Znakomitą jazdę rybnickich żużlowców oglądało blisko 10 tys. widzów. To pokazuje, jak duże jest zapotrzebowanie na ten sport w Rybniku. Już 14 czerwca na torze przy ul. Gliwickiej rywalem podopiecznych Jana Grabowskiego będzie jeden z faworytów do walki o awans – ŻKS Ostrovia. Rybniczanie zapowiadają, że interesuje ich w tym spotkaniu nie tylko wygrana, ale również punkt bonusowy. W pierwszym meczu tych drużyn lepsi byli żużlowcy prowadzeni przez Marka Cieślaka, którzy wygrali 48:41. Emocji na pewno więc nie zabraknie.
Marek Pietras
ŻKS ROW Rybnik – Lokomotiv Daugavpils 60:30
ŻKS: Troy Batchelor - 4+1 (1,0,2*,1), Max Fricke - 12 (3,2,3,3,1). Sebastian Ułamek - 15 (3,3,3,3,3). Dakota North - 5+1 (d,1,2*,2), Damian Baliński - 11+2 (2*,2*,3,1,3), Kacper Woryna - 8+3 (1*,3,2*,2*), Robert Chmiel - 5 (2,3,0).
Lokomotiv: Maksim Bogdanow - 4+1 (0,2,1*,1), Fredrik Lindgren - 6 (2,0,2,2,0), Joonas Kylmaekorpi - 4 (2,1,1,0,d), Kjastas Puodżuks - 1 (1,0,0,d), Antonio Lindbaeck - 9 (1,3,d,3,2), Jewgienij Kostygow - 0 (0,0), Andrzej Lebiediew - 6 (3,d,1,1,1).
Po meczu powiedzieli:
Jan Grabowski, trener ŻKS ROW
Po tym meczu mamy realną szansę na punkt bonusowy z drużyną Daugavpils. Zrobiliśmy kolejny krok w kierunku play off. Tabela powoli się układa, widać kto będzie chciał się bić o awans. Osobiście jestem bardzo zadowolony z dzisiejszych zawodów, nie przypuszczałem, że możemy wygrać w takich rozmiarach. Przed nami jednak kolejny bardzo ciężki pojedynek z Ostrowem. Jeżeli nic się nie wydarzy, to pojedziemy w takim samym składzie jak w pojedynku z Daugavpils.

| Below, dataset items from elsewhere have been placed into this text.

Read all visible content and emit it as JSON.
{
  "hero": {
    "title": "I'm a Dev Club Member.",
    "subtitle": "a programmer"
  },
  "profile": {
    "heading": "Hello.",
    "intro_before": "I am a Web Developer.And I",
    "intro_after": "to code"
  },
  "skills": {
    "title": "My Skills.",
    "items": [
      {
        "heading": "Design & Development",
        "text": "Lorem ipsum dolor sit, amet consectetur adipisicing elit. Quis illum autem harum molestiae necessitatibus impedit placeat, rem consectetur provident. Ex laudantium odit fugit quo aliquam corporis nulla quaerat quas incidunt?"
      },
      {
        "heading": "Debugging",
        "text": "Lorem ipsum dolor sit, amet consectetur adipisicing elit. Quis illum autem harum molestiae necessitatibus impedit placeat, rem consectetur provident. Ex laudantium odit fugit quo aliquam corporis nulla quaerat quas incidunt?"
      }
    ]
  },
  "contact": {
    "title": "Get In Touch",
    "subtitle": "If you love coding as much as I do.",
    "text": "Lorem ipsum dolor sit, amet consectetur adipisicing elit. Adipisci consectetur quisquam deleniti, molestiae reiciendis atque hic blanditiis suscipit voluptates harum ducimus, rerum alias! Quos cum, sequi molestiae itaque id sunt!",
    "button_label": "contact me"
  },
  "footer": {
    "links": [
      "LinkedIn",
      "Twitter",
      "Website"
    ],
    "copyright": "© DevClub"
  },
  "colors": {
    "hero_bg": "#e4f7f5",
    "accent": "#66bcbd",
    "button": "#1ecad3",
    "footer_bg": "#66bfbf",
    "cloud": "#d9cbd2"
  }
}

Damian Baliński, zawodnik ŻKS ROW
Przed tym spotkaniem byliśmy bardzo skoncentrowani. Mocno pracowaliśmy na tę wygraną, ale takiego wyniku to nikt się nie spodziewał. Mimo, że nasz tor jest trudny, było sporo ciekawych wyścigów, zawodnicy pokazali, że można tutaj walczyć. Tak wysoka wygrana, tylko nas upewni, że jesteśmy mocną drużyną. Musimy też podziękować kibicom, którzy byli naszym ósmym zawodnikiem. Mam nadzieję, że wysokim zwycięstwem podziękowaliśmy im za doping i za to, że przyszło ich na mecz tak dużo.
Kacper Woryna, zawodnik ŻKS ROW
Bardzo solidnie trenowałem przed tym meczem. Nawet dziś o 9 rano, zamiast do kościoła przyjechałem na tor, żeby jeszcze potrenować. Dużo testowałem, szukałem optymalnych ustawień. I to się udało. Od czasu kiedy zdałem maturę, jeździ mi się łatwiej. Mogę się skupić tylko na żużlu. Jeżeli chodzi o sam mecz z Daugavpils, to szczerze powiem, że spodziewałem się takiego wyniku. Osobiście miałem problem tylko w pierwszym wyścigu, potem było już bez zarzutu.